Demo cass. circa 1995
Before there was Red Fang, the Juanita Family or the Last of the Juanitas there was Iscariot. Actually before that I believe there was Fat Pig, but I never saw them. This was the collaboration of Lana Rebel and Bryan Giles prior to moving to San Diego and forming the Last of the Juanitas and if I didn’t know the history you could have told me this was a Last of the Juanitias demo or their 1st album and I wouldn’t have questioned it. The drummer, Mark, had a more metal style, but was equally as dynamic as the Last of the Juanitas drummer. This was one of the earliest bands I saw that played hard, heavy music that threw typical song structure and timing on its head. A term like jazz-metal makes them sound absolutely horrible, but great bands like Don Caballero and Iceburn worked similar territory in the mid-90s, if that helps. This approach to song structure has been applied to just about every genre of music today, but when I first saw them do it, it was jaw dropping. And this demo has aged well. When I tell people one of my bands played with them and Kyuss at the DPC (to about 12 people) they get all excited about Kyuss, but Iscariot was infinitely more interesting and memorable.

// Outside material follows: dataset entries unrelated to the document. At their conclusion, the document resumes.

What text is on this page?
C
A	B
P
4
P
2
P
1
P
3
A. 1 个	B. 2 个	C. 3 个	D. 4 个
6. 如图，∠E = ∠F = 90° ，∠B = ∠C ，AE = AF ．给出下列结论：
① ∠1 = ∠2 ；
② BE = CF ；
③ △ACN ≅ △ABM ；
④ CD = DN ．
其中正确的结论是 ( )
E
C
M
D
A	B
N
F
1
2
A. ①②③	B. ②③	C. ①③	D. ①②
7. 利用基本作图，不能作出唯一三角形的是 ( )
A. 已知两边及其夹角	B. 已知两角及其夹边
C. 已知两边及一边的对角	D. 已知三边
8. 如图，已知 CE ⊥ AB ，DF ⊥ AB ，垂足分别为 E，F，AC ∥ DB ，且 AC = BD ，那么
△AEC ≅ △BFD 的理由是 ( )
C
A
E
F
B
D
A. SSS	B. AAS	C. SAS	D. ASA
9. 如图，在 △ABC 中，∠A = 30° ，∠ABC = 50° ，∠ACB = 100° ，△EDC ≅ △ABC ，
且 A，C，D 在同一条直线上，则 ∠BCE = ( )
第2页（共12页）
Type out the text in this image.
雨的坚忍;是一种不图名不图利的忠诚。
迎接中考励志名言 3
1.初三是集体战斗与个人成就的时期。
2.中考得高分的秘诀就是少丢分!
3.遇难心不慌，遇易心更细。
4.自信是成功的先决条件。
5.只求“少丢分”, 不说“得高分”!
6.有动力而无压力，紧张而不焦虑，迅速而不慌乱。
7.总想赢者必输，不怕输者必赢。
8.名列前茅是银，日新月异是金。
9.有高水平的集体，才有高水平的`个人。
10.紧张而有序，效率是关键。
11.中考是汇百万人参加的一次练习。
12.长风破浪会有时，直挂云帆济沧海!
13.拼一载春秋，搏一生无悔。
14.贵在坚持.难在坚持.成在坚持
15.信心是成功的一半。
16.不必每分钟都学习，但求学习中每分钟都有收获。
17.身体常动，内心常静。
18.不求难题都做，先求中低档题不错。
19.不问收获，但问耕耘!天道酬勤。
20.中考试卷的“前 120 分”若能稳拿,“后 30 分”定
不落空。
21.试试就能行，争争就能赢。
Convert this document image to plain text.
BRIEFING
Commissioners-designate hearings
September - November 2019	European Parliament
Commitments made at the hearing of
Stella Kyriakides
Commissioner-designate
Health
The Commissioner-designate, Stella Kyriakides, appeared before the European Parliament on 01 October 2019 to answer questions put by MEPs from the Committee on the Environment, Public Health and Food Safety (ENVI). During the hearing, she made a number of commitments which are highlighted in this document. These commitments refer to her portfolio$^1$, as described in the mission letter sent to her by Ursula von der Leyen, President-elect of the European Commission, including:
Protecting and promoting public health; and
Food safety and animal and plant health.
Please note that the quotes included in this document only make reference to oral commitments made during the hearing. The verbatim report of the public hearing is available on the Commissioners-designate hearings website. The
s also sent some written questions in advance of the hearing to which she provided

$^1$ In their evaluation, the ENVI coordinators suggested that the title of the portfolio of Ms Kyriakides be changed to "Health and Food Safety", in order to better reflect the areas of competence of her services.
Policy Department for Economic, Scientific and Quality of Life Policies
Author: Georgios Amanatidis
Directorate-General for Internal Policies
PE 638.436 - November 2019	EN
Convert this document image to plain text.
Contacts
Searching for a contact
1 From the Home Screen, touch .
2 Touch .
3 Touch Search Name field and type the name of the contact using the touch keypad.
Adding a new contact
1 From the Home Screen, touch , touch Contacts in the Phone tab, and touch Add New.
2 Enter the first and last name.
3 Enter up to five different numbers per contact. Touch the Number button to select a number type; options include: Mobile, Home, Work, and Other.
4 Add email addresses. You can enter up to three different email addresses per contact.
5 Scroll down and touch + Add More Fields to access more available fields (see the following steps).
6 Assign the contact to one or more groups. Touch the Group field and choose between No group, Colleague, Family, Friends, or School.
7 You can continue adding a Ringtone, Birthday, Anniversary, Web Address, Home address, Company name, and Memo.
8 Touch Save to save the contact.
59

Lana recently moved back to Tucson and has been playing around town solo-acoustic. I haven’t seen her play yet, but she is always a pleasure to run into. Brian is probably on tour with Red Fang. Not to be confused with about half a dozen other bands that were called Iscariot or Judas Iscariot in the mid-90s.

5/19/11

Irving

demo cass. 1994
Before there was the Weird Lovemakers there was Irving. It was Petix and Gerard with Bob Fanning (the Fells, Bob Fanning Trio) on bass and another guitarist. A lot of these songs would end up being early Weird Lovemakers songs, but here they’re recorded in a more primitive minimal fashion. Most of the rest of these songs are early Petix gems that I hadn’t heard until I recently found this demo on Jason Willis’s “Demo Ape” blog site. The first time I saw Petix he was playing in a band called the Blink Dogs at a party in a one room house behind the Circle K at Speedway and 6th. He had a full beard and mustache and a big Jew-fro, but half of his head and face was shaved vertically, including his eyebrow so he looked like some kind of super villain from a comic book, which is probably the highest complement you could give him.

5/17/11

the Weird Lovemakers

the weird lovemakers are dead-unreleased LP circa 2002(?)
Despite what the artwork on the cover says this was not released as Recess Record # 97. This release has a long history behind who was going to put it out, when it was coming out and what it was going to be called, but nobody has released it to date. It’s their last recording and some of their best stuff. It’s rare that four real music geeks end up in the same band together, but when it happens the result is usually your new favorite band. That lightning would strike twice for Jason (gtr) and Gerard (drms) when they hooked up with Travis Spillers and Matt Rendon in the Knockout Pills after the Weird Lovemakers split up. WLM shows were always fun and they were that one punk band that could play the “cooler” venues regularly and the squares and hipsters liked them. That’s because this shit is catchy as hell.